The two CVEs are commonly grouped because both target the same component (Cursor's MCP integration) and exploit overlapping primitives, but they are mechanistically distinct: MCPoison weaponises the descriptor channel, CurXecute weaponises the workspace file system.
Together they are the canonical example of why IDE-embedded AI agents carry a heightened threat profile: the agent runs with full developer-environment authority (git tokens, AWS credentials, signing keys, source access).
Both are now patched in current Cursor releases. The pattern they reveal — descriptor mutation and workspace-file-write attacks — is generic and applies to every IDE-embedded agent, not just Cursor.

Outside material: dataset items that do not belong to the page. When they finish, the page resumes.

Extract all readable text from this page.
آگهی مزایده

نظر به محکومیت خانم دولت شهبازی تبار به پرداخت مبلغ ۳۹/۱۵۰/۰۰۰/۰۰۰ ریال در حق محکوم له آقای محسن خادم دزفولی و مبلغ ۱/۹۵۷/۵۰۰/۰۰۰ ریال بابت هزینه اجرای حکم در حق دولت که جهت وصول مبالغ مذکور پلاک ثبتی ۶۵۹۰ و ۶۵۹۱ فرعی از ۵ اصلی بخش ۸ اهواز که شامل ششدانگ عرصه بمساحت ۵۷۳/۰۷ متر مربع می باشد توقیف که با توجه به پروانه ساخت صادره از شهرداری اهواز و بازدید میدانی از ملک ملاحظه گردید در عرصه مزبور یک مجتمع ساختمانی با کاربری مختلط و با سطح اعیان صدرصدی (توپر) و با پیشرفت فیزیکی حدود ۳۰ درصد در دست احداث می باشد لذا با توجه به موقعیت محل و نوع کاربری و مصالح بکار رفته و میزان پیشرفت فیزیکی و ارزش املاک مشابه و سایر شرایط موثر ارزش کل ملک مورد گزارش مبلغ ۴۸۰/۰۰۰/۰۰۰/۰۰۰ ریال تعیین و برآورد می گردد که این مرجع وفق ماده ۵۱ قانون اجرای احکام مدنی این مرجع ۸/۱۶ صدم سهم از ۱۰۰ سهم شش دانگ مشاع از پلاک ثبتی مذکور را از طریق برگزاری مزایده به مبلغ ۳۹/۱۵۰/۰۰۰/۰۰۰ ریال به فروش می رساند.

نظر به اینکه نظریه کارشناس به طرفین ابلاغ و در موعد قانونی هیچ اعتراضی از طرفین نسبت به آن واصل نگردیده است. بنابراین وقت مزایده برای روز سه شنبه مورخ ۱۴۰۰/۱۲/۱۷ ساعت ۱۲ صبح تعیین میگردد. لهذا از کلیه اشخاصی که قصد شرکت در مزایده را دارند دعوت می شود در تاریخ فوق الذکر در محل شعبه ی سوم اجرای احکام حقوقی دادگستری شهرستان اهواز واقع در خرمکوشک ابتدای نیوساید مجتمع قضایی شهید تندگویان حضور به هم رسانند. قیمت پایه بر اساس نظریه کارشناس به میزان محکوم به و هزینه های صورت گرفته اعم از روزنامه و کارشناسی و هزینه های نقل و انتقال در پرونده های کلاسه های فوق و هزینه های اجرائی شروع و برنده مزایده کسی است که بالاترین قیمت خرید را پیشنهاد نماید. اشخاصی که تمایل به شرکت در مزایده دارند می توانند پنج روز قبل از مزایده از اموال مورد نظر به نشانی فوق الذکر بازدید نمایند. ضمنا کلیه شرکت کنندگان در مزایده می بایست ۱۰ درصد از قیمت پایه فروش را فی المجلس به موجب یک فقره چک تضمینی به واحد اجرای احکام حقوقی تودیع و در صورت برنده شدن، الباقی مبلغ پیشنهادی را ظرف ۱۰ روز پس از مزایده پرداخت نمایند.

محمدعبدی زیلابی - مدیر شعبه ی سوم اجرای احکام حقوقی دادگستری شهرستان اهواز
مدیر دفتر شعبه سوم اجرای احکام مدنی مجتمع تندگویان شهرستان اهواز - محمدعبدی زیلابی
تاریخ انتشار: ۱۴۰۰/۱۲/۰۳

Why these two CVEs are paired

Cursor IDE is one of the largest production deployments of an IDE-embedded agent — an AI agent that runs inside a developer's primary editor with full access to the workspace, the version control state, and (typically) the developer's credential store. When two distinct vulnerabilities in its MCP layer were disclosed within weeks of each other in mid-2025, security researchers paired them as the canonical illustration of why IDE-embedded agents need a different threat model than standalone agents.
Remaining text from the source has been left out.